One of the biggest hits to my cognitive abilities has been the speed with which I take in and act upon information. Overall, my thinking is much slower than it was some years back (I had a pretty definitive moment when my cognitive issues really hit me). However, while I can still manage life pretty well, I have many moments where things slow down much more than normal. My ability to understand what’s happening isn’t really gone, but suddenly it takes much longer to understand what I’m seeing. This has been a big reason why I started limiting the amount that I drive. I’ve had many moments where I realized that my processing speed was so hampered that it was simply unsafe.

Access problems

I’ve discussed my memory issues in a separate article because they are so prevalent. I still feel the need to discuss an issue related to memory problems. I call these access issues because I have a lot of moments where I know that I know something: it’s not gone, I simply can’t get to the information in my brain at the moment I am trying. I know that this basically falls under memory problems, but it makes me feel a little better when I refer to it as an access issue because that’s really what it is.
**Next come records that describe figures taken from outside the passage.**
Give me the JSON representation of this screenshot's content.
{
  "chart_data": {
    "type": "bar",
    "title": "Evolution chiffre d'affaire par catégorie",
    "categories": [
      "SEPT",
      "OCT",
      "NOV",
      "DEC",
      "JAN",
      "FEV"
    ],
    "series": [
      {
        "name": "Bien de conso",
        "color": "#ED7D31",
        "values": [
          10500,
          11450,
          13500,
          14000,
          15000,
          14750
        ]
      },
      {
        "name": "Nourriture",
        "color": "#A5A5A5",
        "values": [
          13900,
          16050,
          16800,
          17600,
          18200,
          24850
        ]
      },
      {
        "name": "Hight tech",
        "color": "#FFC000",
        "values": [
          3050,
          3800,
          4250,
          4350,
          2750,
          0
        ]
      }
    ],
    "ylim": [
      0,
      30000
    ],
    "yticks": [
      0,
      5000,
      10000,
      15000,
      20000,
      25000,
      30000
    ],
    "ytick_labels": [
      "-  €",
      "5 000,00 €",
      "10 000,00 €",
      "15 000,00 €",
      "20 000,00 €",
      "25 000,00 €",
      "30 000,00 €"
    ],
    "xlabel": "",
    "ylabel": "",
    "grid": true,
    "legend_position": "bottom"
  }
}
That information isn’t gone, my brain just won’t let me in. Like a locked file cabinet, I often find myself scrambling to find the key.

Decision making

Pretty much every one of these issues I’ve mentioned previously has an effect on my ability to make decisions. Whether it be something important or something trivial, any variety of these cognitive issues has a negative impact on my decision-making. Even if I am feeling pretty good, there is often a thought in the back of my head that makes me question if I’m actually thinking clearly or not. That alone is enough to slow me down when making choices.